É, deveriam estar. Mas há questões políticas que falam mais alto, sempre falarão mais alto. Como avaliou Iara Pietricovsky, do Instituto de Estudos Sócioeconômicos (Inesc), no texto que faz uma análise da Conferência, da qual participou, “ao fim e ao cabo é a que define tudo” .
E há também questões econômicas, como sempre, empurrando iniciativas, fazendo com que países se esquivem. Sempre vai haver. Mas há, também, derivas interessantes.

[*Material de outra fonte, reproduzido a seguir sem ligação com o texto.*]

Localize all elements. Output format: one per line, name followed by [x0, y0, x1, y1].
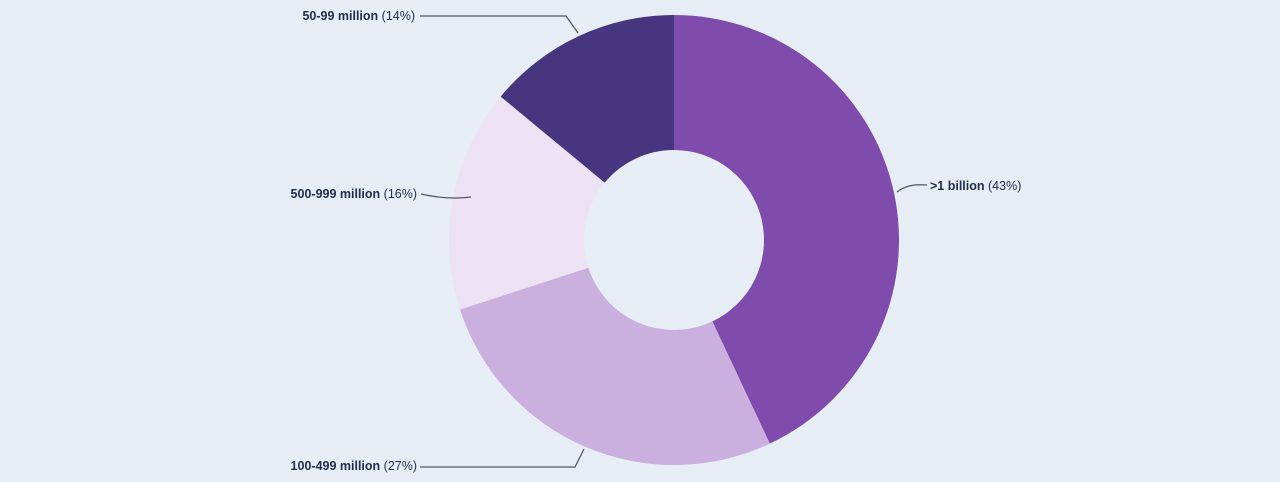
slice-label-text: 500-999 million	[290, 187, 381, 201]
slice-label-percent: (14%)	[381, 9, 415, 23]
pie-slice-50-99-million[interactable]	[500, 15, 674, 183]
leader-lines	[420, 15, 928, 468]
pie-slice-100-499-million[interactable]	[460, 267, 770, 466]
leader-line-gt-1-billion	[896, 184, 928, 193]
slice-label-text: 50-99 million	[302, 9, 379, 23]
leader-line-500-999-million	[420, 193, 472, 199]
slice-label-text: 100-499 million	[290, 459, 381, 473]
slice-label-50-99-million: 50-99 million (14%)	[302, 8, 415, 24]
donut-slices	[448, 15, 900, 466]
slice-label-percent: (43%)	[988, 179, 1022, 193]
slice-label-percent: (27%)	[383, 459, 417, 473]
pie-slice-500-999-million[interactable]	[448, 96, 605, 310]
pie-slice-1-billion[interactable]	[674, 15, 900, 444]
leader-line-50-99-million	[420, 15, 579, 34]
slice-label-percent: (16%)	[383, 187, 417, 201]
slice-label-500-999-million: 500-999 million (16%)	[291, 186, 417, 202]
slice-label-gt-1-billion: >1 billion (43%)	[930, 178, 1021, 194]
slice-label-100-499-million: 100-499 million (27%)	[291, 458, 417, 474]
leader-line-100-499-million	[420, 448, 585, 468]
slice-label-text: >1 billion	[930, 179, 985, 193]
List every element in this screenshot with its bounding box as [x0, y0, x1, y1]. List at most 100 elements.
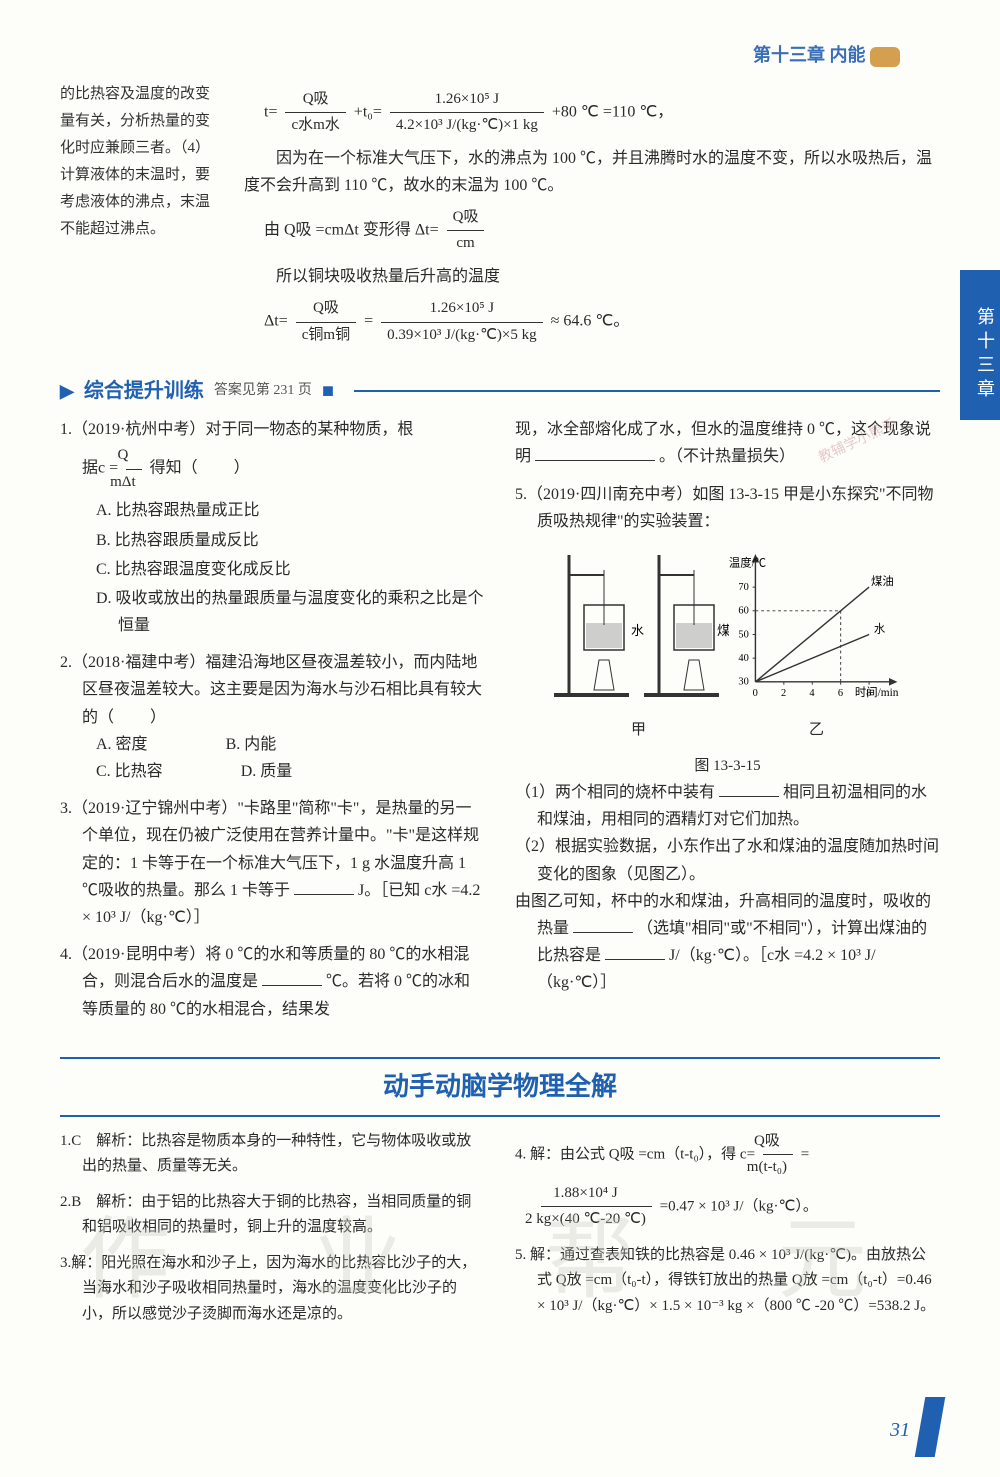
- caption-jia: 甲: [571, 718, 729, 744]
- right-column: 现，冰全部熔化成了水，但水的温度维持 0 ℃，这个现象说明 。（不计热量损失） …: [515, 416, 940, 1033]
- f3-prefix: Δt=: [264, 313, 288, 330]
- svg-text:时间/min: 时间/min: [854, 686, 898, 699]
- formula-1: t= Q吸c水m水 +t₀= 1.26×10⁵ J4.2×10³ J/(kg·℃…: [244, 87, 940, 139]
- svg-text:6: 6: [837, 688, 842, 699]
- frac-1: Q吸c水m水: [285, 87, 345, 139]
- chapter-title: 第十三章 内能: [753, 45, 866, 65]
- sol-2: 2.B 解析：由于铝的比热容大于铜的比热容，当相同质量的铜和铝吸收相同的热量时，…: [60, 1190, 485, 1241]
- s4-frac-2: 1.88×10⁴ J2 kg×(40 ℃-20 ℃): [541, 1181, 652, 1233]
- worked-para-1: 因为在一个标准大气压下，水的沸点为 100 ℃，并且沸腾时水的温度不变，所以水吸…: [244, 145, 940, 199]
- question-1: 1.（2019·杭州中考）对于同一物态的某种物质，根 据c = QmΔt 得知（…: [60, 416, 485, 639]
- q1-frac: QmΔt: [126, 443, 141, 495]
- q4-blank-1: [262, 968, 322, 986]
- sol-left: 1.C 解析：比热容是物质本身的一种特性，它与物体吸收或放出的热量、质量等无关。…: [60, 1129, 485, 1338]
- q2-opt-c: C. 比热容: [118, 758, 163, 785]
- svg-text:30: 30: [738, 677, 748, 688]
- s4-prefix: 4. 解：由公式 Q吸 =cm（t-t₀），得 c=: [515, 1146, 755, 1162]
- q5-diagram: 水 煤油 甲: [537, 545, 940, 744]
- svg-text:水: 水: [631, 623, 644, 638]
- sol-3: 3.解：阳光照在海水和沙子上，因为海水的比热容比沙子的大，当海水和沙子吸收相同热…: [60, 1251, 485, 1328]
- svg-text:60: 60: [738, 606, 748, 617]
- svg-text:水: 水: [873, 622, 885, 635]
- f1-mid: +t₀=: [354, 103, 382, 120]
- side-note: 的比热容及温度的改变量有关，分析热量的变化时应兼顾三者。（4）计算液体的末温时，…: [60, 81, 220, 355]
- svg-text:煤油: 煤油: [871, 574, 894, 588]
- q3-blank: [294, 877, 354, 895]
- chart-yi: 温度/℃ 时间/min 30 40 50 60 70 0 2 4: [749, 545, 907, 744]
- f1-prefix: t=: [264, 103, 277, 120]
- question-2: 2.（2018·福建中考）福建沿海地区昼夜温差较小，而内陆地区昼夜温差较大。这主…: [60, 649, 485, 785]
- svg-text:50: 50: [738, 629, 748, 640]
- question-3: 3.（2019·辽宁锦州中考）"卡路里"简称"卡"，是热量的另一个单位，现在仍被…: [60, 795, 485, 931]
- sol-1: 1.C 解析：比热容是物质本身的一种特性，它与物体吸收或放出的热量、质量等无关。: [60, 1129, 485, 1180]
- q5-blank-1: [719, 779, 779, 797]
- frac-4b: 1.26×10⁵ J0.39×10³ J/(kg·℃)×5 kg: [381, 296, 543, 348]
- solutions-title: 动手动脑学物理全解: [60, 1057, 940, 1117]
- sol-4: 4. 解：由公式 Q吸 =cm（t-t₀），得 c= Q吸m(t-t₀) = 1…: [515, 1129, 940, 1233]
- title-rule: [354, 390, 940, 392]
- q2-opts-row2: C. 比热容 D. 质量: [82, 758, 485, 785]
- q2-opts-row1: A. 密度 B. 内能: [82, 731, 485, 758]
- worked-para-2: 所以铜块吸收热量后升高的温度: [244, 263, 940, 290]
- section-title-text: 综合提升训练: [84, 374, 204, 408]
- svg-text:温度/℃: 温度/℃: [728, 555, 765, 569]
- q5-blank-2: [573, 915, 633, 933]
- chapter-tab: 第十三章: [960, 270, 1000, 420]
- svg-text:4: 4: [809, 688, 815, 699]
- f2-prefix: 由 Q吸 =cmΔt 变形得 Δt=: [264, 222, 439, 239]
- q4-blank-2: [535, 443, 655, 461]
- q5-sub1: （1）两个相同的烧杯中装有 相同且初温相同的水和煤油，用相同的酒精灯对它们加热。: [537, 779, 940, 833]
- question-5: 5.（2019·四川南充中考）如图 13-3-15 甲是小东探究"不同物质吸热规…: [515, 481, 940, 997]
- q5-sub2: （2）根据实验数据，小东作出了水和煤油的温度随加热时间变化的图象（见图乙）。: [537, 833, 940, 887]
- frac-3: Q吸cm: [447, 205, 485, 257]
- q1-opt-b: B. 比热容跟质量成反比: [82, 527, 485, 554]
- q2-stem: 2.（2018·福建中考）福建沿海地区昼夜温差较小，而内陆地区昼夜温差较大。这主…: [82, 649, 485, 731]
- q1-stem-a: 1.（2019·杭州中考）对于同一物态的某种物质，根: [82, 416, 485, 443]
- f1-suffix: +80 ℃ =110 ℃，: [552, 103, 673, 120]
- f3-suffix: ≈ 64.6 ℃。: [551, 313, 630, 330]
- page-number: 31: [890, 1413, 910, 1447]
- figure-caption: 图 13-3-15: [537, 754, 940, 780]
- f3-eq: =: [364, 313, 377, 330]
- formula-2: 由 Q吸 =cmΔt 变形得 Δt= Q吸cm: [244, 205, 940, 257]
- frac-4a: Q吸c铜m铜: [296, 296, 356, 348]
- q1-stem-b: 据c = QmΔt 得知（ ）: [82, 443, 485, 495]
- arrow-icon: ▶: [60, 376, 74, 407]
- sol-5: 5. 解：通过查表知铁的比热容是 0.46 × 10³ J/(kg·℃)。由放热…: [515, 1243, 940, 1320]
- header-icon: [870, 47, 900, 67]
- q2-opt-a: A. 密度: [118, 731, 148, 758]
- chart-svg: 温度/℃ 时间/min 30 40 50 60 70 0 2 4: [727, 545, 907, 705]
- caption-yi: 乙: [749, 718, 907, 744]
- svg-text:40: 40: [738, 653, 748, 664]
- svg-text:8: 8: [866, 688, 871, 699]
- q2-opt-d: D. 质量: [263, 758, 293, 785]
- q4-tail: 。（不计热量损失）: [659, 448, 795, 465]
- exercises: 1.（2019·杭州中考）对于同一物态的某种物质，根 据c = QmΔt 得知（…: [60, 416, 940, 1033]
- top-section: 的比热容及温度的改变量有关，分析热量的变化时应兼顾三者。（4）计算液体的末温时，…: [60, 81, 940, 355]
- left-column: 1.（2019·杭州中考）对于同一物态的某种物质，根 据c = QmΔt 得知（…: [60, 416, 485, 1033]
- s4-frac-1: Q吸m(t-t₀): [763, 1129, 793, 1181]
- square-icon: ■: [322, 374, 334, 408]
- q5-stem: 5.（2019·四川南充中考）如图 13-3-15 甲是小东探究"不同物质吸热规…: [537, 481, 940, 535]
- q2-opt-b: B. 内能: [248, 731, 277, 758]
- frac-2: 1.26×10⁵ J4.2×10³ J/(kg·℃)×1 kg: [390, 87, 544, 139]
- page-number-deco: [915, 1397, 946, 1457]
- svg-text:2: 2: [781, 688, 786, 699]
- apparatus-svg: 水 煤油: [549, 545, 729, 705]
- chapter-header: 第十三章 内能: [60, 40, 940, 71]
- worked-example: t= Q吸c水m水 +t₀= 1.26×10⁵ J4.2×10³ J/(kg·℃…: [244, 81, 940, 355]
- sol-right: 4. 解：由公式 Q吸 =cm（t-t₀），得 c= Q吸m(t-t₀) = 1…: [515, 1129, 940, 1338]
- svg-text:70: 70: [738, 582, 748, 593]
- q1-opt-c: C. 比热容跟温度变化成反比: [82, 556, 485, 583]
- q1-opt-d: D. 吸收或放出的热量跟质量与温度变化的乘积之比是个恒量: [82, 585, 485, 639]
- formula-3: Δt= Q吸c铜m铜 = 1.26×10⁵ J0.39×10³ J/(kg·℃)…: [244, 296, 940, 348]
- svg-text:0: 0: [752, 688, 757, 699]
- apparatus-jia: 水 煤油 甲: [571, 545, 729, 744]
- section-title: ▶ 综合提升训练 答案见第 231 页 ■: [60, 374, 940, 408]
- s4-suffix: =0.47 × 10³ J/（kg·℃）。: [660, 1198, 818, 1214]
- q1-opt-a: A. 比热容跟热量成正比: [82, 497, 485, 524]
- q5-blank-3: [605, 942, 665, 960]
- answer-ref: 答案见第 231 页: [214, 379, 312, 403]
- question-4-start: 4.（2019·昆明中考）将 0 ℃的水和等质量的 80 ℃的水相混合，则混合后…: [60, 941, 485, 1023]
- solutions: 1.C 解析：比热容是物质本身的一种特性，它与物体吸收或放出的热量、质量等无关。…: [60, 1129, 940, 1338]
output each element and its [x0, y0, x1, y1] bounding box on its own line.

Encerro este texto, convidando os leitores a lerem uma reportagem da jornalista canadense e ativista ambiental Naomi Klein, sempre uma crítica às conferências do clima, sobre a situação da Ilha de Porto Rico (que pertence aos Estados Unidos) depois da passagem dos últimos furações. Houve um “pacote de ajuda” aprovado pelo Congresso de US$ 5 bilhões para recuperar os estragos. Um presente de grego porque, na verdade, o país já está afundado em dívidas e tudo o que não precisa é se endividar mais. Aconteceu que os próprios portoriquenhos decidiram ir à luta para tentar se recuperar sem precisar desse dinheiro. Uma série de ações envolvendo empresários locais, agricultores, cidadãos comuns fez nascer cooperativas que andam provocando uma boa revolução por lá. E a prioridade é o uso da energia solar, para tirar a dependência do combustível em carbono.
“Sob a bandeira de uma recuperação justa para Porto Rico, milhares de pessoas se reuniram para elaborar um plano ousado e holístico para a ilha ser reconstruída, que pode virar uma referência numa era de aceleração do caos climático e de aumento exponencial da desigualdade econômica”, escreve ela.
Vale a pena a leitura e a reflexão a respeito. Naomi Klein não se cansa de alertar para uma situação recorrente na era dos desastres ambientais e que nem sempre vai para a mesa de debates nas conferências do clima:
“Um desastre acontece, mobiliza uma simpatia do público, e grandes promessas são feitas de “reconstruir ainda melhor”, trazendo justiça aos que perderam tudo. No entanto, é mais um pretexto para as medidas de produção, como incorporadores de imobiliários e financiadores, às custas daqueles que já perderam tanto”.